Another comedy, The Rebels, follows ex-cheerleader Julie Levine (Natalie Zea) after her husband dies and leaves her the owner of the fictional Los Angeles Rebels pro-football team. The series, written by Jeremy Garelick and Jon Weinbach, had creative support from Ice Cube and former football player Michael Strahan.
The final comedy project is Transparent, from Jill Soloway (Afternoon Delight), about a dysfunctional L.A. family. Jeffrey Tambor plays the patriarch with a big secret.
Soloway says she’s not daunted by Amazon’s trial-by-viewer pilot season model.
“I actually find it kind of relieving,” she says. “In the past when I’ve made pilots, there’s always this phantom testing. This is really a way for people to see it and decide if they like it for themselves.”

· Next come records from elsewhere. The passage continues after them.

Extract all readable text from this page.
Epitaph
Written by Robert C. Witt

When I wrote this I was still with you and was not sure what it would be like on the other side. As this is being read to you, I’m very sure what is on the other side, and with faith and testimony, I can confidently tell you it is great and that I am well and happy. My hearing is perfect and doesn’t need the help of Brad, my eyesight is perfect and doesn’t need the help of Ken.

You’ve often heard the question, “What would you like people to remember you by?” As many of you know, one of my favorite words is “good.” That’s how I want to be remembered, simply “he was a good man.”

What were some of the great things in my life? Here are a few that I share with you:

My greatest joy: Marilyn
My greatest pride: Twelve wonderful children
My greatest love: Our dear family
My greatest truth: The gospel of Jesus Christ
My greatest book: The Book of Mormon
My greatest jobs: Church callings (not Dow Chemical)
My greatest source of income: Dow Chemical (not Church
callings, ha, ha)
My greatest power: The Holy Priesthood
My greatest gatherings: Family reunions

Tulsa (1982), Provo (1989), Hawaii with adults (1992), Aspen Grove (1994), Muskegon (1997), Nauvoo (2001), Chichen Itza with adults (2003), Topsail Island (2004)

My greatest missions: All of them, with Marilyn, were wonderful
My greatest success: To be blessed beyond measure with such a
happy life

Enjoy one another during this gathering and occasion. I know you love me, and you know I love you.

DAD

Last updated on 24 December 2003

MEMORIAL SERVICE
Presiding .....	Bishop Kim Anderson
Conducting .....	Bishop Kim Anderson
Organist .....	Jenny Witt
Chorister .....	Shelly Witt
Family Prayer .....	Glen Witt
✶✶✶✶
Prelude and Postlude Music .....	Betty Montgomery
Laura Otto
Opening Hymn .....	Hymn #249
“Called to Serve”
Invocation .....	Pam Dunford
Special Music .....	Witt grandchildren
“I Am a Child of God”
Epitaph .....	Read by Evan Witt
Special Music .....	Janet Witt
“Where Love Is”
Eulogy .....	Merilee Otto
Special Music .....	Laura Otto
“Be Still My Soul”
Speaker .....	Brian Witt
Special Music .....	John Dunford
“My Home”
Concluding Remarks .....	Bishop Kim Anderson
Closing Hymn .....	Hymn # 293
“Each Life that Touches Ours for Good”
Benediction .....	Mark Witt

Among the five children’s pilots is Gortimer Gibbon’s Life on Normal Street, a live-action adventure that was submitted by a first-time writer through Amazon Studios’ online submission portal. Other kid-friendly shows include Hardboiled Eggheads, an animated comedy from Duane Capizzi about two braniacs, The Jo B. & G. Raff Show, an animated series that follows the hosts of a TV show, Maker Shack Agency, which follows 13-year-old inventor Wolfie, and Wishenpoof!, about a girl named Bianca with magical wishing abilities.
“Kids’ shows are really important to Amazon customers,” Price says. “We’ve been working with innovative producers and thinkers about children’s TV to really think about how we can create a new generation of kids’ TV lineups.”
Amazon has additional pilots in the works. Price says the company plans to roll out more shows later this year.
He adds, “When there’s a great opportunity to make a show, then that’s the time to do it.”